Both phases of each of the four tests (i.e. 8 phases) access each byte within each block of your partition. The program gives you some feedback on the actual progress (as seen above in the last line, where it at the moment reads 690816/4194973).

Once all eight phases were done (which, depending on your partition size and your hardware speed can take much time), you will find yourself back to the Linux prompt.

root [ ~ ]# 

Now you need to create an according filesystem also for the partitions 5 and 6. Note, that if you are following this article series literally, then you might want to consider the expected durations of this task: both these partitions are larger than the just formatted Root partition; especially is partition 6 (Home) eight times larger than Root, which means that it will take roughly 8 times so much time — it probably is a good idea to do some shopping while the task runs).

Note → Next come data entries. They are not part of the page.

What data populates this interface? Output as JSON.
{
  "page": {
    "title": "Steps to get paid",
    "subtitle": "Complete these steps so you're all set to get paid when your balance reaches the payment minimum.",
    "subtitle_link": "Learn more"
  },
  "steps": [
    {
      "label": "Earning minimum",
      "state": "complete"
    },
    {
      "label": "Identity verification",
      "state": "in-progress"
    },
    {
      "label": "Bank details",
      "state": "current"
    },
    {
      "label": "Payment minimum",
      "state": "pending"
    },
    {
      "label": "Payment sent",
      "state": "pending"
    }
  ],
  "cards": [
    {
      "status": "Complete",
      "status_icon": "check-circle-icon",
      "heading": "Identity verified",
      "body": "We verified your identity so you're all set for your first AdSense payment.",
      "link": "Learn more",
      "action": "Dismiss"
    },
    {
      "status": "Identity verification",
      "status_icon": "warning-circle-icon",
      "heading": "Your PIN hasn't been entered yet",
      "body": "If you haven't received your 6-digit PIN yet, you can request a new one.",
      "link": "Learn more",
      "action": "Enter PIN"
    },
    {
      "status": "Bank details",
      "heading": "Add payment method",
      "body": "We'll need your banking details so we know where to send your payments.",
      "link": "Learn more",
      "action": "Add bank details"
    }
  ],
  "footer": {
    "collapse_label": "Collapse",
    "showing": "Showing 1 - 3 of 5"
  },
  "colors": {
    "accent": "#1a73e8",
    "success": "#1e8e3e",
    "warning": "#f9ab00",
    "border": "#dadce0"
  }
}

These are the needed commands for the remaining two partitions (output similar to above, hence the many lines are abbreviated with an ellipse ...):

root [ ~ ]# mke2fs -ccjvL Var /dev/sda5
...
root [ ~ ]# 

and

root [ ~ ]# mke2fs -ccjvL Home /dev/sda6
...
root [ ~ ]# 

Swap Partition

The swap partition does not need to be given a filesystem. However, we nevertheless must set up a Linux swap area.

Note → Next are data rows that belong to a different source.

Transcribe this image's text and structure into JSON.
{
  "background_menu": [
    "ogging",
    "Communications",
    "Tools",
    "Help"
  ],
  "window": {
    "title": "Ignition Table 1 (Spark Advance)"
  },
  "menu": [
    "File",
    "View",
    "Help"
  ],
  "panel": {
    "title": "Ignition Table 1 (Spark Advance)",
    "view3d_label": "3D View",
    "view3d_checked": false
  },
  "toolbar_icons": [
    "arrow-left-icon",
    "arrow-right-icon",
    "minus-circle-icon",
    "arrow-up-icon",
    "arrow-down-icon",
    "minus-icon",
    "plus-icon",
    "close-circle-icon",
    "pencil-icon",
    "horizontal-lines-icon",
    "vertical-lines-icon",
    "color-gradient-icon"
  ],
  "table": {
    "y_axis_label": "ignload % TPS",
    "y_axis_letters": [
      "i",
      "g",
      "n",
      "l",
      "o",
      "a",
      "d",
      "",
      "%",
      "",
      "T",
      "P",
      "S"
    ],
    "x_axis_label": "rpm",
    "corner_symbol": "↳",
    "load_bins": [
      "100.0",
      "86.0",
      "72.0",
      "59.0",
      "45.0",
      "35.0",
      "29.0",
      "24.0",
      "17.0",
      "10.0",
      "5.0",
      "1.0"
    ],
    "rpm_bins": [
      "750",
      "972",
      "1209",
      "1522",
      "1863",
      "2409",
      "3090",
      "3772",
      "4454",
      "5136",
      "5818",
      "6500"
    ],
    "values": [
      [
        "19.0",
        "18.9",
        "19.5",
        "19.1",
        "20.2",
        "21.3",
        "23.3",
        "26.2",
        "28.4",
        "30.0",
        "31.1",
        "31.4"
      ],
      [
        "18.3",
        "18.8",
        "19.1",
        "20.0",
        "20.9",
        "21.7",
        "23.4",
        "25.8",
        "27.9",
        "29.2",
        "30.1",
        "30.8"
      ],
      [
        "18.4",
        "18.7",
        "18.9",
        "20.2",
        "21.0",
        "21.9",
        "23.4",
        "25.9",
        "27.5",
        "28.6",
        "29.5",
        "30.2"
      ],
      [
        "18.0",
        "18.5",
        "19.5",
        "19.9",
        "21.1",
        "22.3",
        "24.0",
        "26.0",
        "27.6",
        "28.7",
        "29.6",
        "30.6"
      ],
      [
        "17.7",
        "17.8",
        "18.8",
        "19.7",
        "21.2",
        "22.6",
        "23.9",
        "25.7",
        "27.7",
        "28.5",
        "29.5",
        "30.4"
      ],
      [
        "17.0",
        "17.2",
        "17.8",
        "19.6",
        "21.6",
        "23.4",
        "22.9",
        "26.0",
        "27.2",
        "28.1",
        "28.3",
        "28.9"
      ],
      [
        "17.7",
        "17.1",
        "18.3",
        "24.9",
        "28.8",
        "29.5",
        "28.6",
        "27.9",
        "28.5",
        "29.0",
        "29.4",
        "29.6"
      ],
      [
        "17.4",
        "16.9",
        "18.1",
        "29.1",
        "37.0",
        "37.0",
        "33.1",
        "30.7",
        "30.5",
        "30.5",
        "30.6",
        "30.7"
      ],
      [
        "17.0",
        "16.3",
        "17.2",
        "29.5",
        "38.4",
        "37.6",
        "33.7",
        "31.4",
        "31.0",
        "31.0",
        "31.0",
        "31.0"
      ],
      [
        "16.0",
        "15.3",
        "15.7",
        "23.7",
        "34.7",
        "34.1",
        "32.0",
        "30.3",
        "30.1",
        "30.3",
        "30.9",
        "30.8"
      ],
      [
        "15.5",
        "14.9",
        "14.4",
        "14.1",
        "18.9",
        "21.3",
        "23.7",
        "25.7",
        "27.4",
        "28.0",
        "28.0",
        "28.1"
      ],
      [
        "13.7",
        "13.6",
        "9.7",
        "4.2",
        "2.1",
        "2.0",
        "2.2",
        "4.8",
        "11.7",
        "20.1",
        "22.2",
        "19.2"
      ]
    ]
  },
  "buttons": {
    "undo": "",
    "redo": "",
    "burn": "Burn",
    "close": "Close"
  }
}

This is done with the command mkswap at the Linux prompt. We do need to give the program the partition to use, which in our case is sda1.

Similarly to the program mke2fs, there is an option -c, which instructs the program to check the partition for bad blocks, before the creation of the swap area is attempted. Unlike mke2fs, though, there is no -cc option to enforce a verbose feedback during the check: so prepare for a lengthy waiting time before being returned to the prompt. Alternatively, if you fully trust your brandnew harddisk, omit the -c option altogether.

Another similarity with mke2fs is the possibility to label the partition with the -L name option. Because this will come in handy in the next task, we won't omit the chance. As name we naturally choose Swap. Note, however, that you are allowed to have several swap partitions (or better, swap devices, as you are not really restricted to disk partitions): if you plan to employ more than one swap space, you might want to name this swap partition differently instead, e.g. Swap1.

root [ ~ ]# mkswap -cL Swap /dev/sda1
Setting up swapspace version 1, size = 8595378 kB
no label, UUID=c7215317-2336-481c-afa8-9f784b80a52b
root [ ~ ]# 

Note, that the k in kB is an ISO prefix here, meaning 1,000 and not 1,024.2

________

1 Note, that a Windows Administrator only very distantly reflects the powers and abilities of a Unix super user. External siteFurther reading.

2 Thus mkswap refers to 1,000×8,595,378=8,595,378,000 Bytes. Comparing this with the data available via fdisk -l unveils, that 1,045 units were reserved, at 8,225,280 Bytes each. This corresponds to a total of 8,595,417,600 Bytes for the partition. Thus 39,600 Bytes are actually missing, i.e. not included into the swap system. Maybe I will investigate this further one time, but for the time being I just accept it. (Which doesn't mean your mail with the reason is not welcome, of course.)